La présence de la LCGV1 ne semble pas être le facteur le plus important qui détermine les changements de voie. Dans la Table 1, nous observons des taux élevés de changement de voie par véhicule-km aux sites avec LCGV1, y compris dans la direction interdite (colonne démarquée d’un **). Le site A20-E-E56-3, analysé avant et après application de la LCGV1, voit même une augmentation des changements de voie depuis la deuxième voie vers la première voie après application de la LCGV1.

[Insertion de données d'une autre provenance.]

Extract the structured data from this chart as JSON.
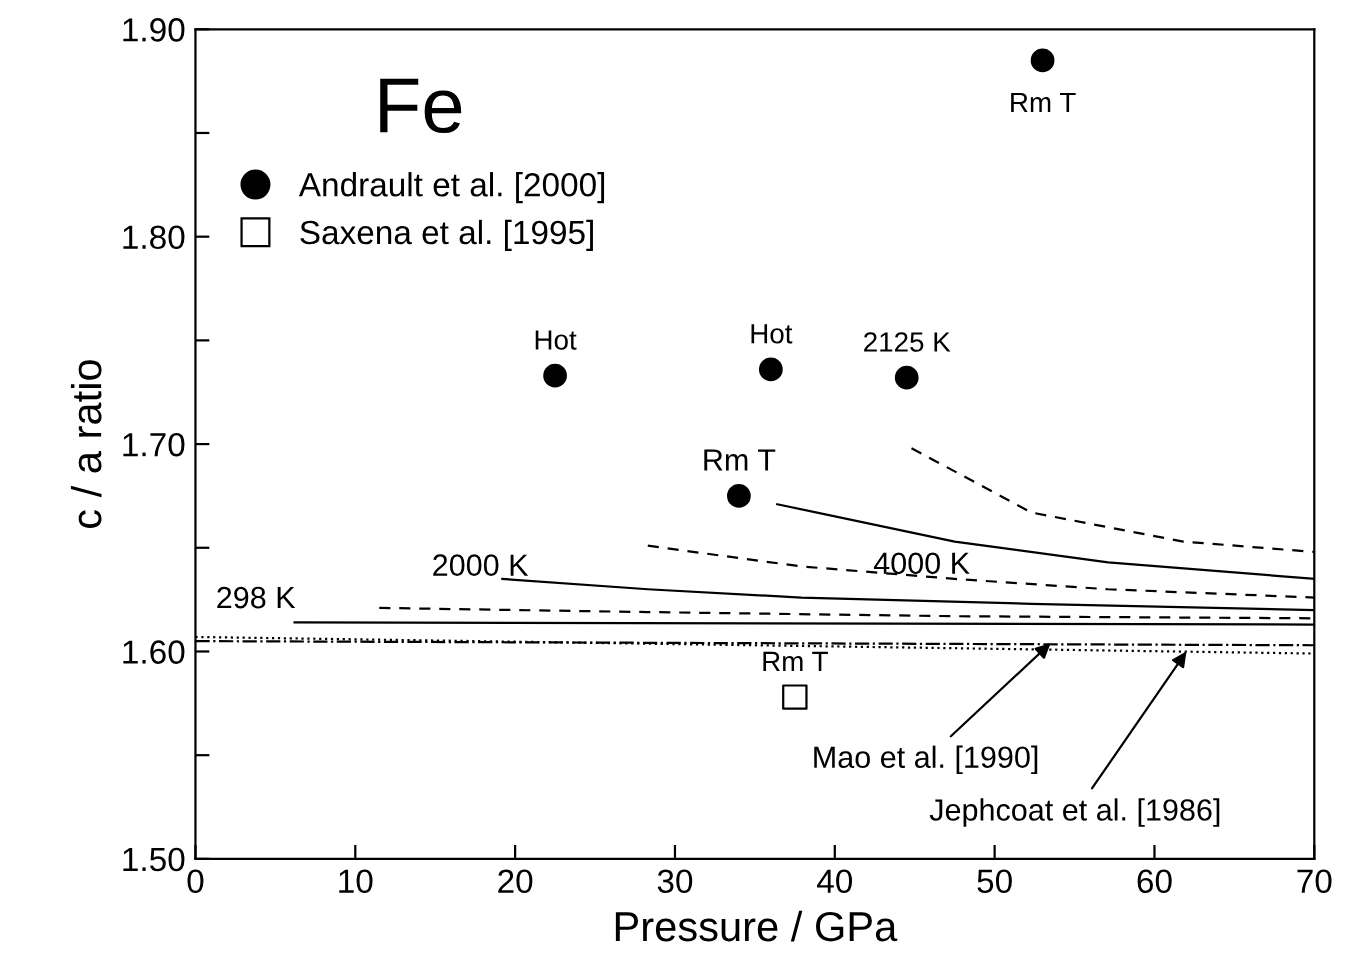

La conclusion générale de notre étude est que, pour tous les sites étudiés, la présence de la LCGV1 ne conduit pas à des changements appréciables d’occurrence des accidents, pas plus qu’il ne produit des répartitions de conflits sensiblement différentes. Les facteurs géométriques semblent jouer un rôle plus important dans l’occurrence d’accidents et dans la répartition des TTC. De plus, l’étude a permis de remarquer l’existence d’un léger effet de migration des accidents et certains éléments suggèrent que, dans certains cas, la LCGV1 peut nuire au bon écoulement des usagers. Ces observations conduisent aux recommandations suivantes : (i) l’efficacité du traitement en matière de sécurité n’est pas prouvée ou est négligeable dans la plupart des cas à l’étude, et (ii) le traitement ne devrait pas être appliqué systématiquement. Il est possible cependant d’y recourir dans des cas spécifiques. Les inconvénients doivent être examinés au regard des bénéfices pertinents associés aux contraintes imposées aux conducteurs dans des situations particulières. D’autres analyses sont nécessaires pour définir les conditions optimales d’efficacité d’application de la LCGV1.

Remerciements

Les auteurs souhaitent remercier le ministère des Transports du Québec qui a financé ce projet et Marie Beauchemin et Danielle Martin du MTQ pour leur soutien tout au long du projet.

Références

1. St-Aubin, Paul, Miranda-Moreno, Luis and Saunier, Nicolas (2012) A Surrogate Safety Analysis at Protected Freeway Ramps Using Cross-Sectional and Before-After Video Data. Washington, D.C. : Proceedings of 91st Annual Transportation Research Board.

2. St-Aubin, Paul (2011) Traffic Safety Analysis for Urban Highway Ramps and Lane-Change Bans Using Accident Data and Video-Based Surrogate Safety Measures. Montreal : M.Eng. Thesis, McGill University.

3. Laureshyn, Aliaksei, Svensson, Ase and Hyden, Christer (2010) Evaluation of traffic safety, based on micro-level behavioural data: Theoretical framework and first implementation. Accident Analysis and Prevention.

4. Transportation Research Board. Highway Capacity Manual. Washington, D.C. : s.n., 2000. ISBN 0-309-06681-6.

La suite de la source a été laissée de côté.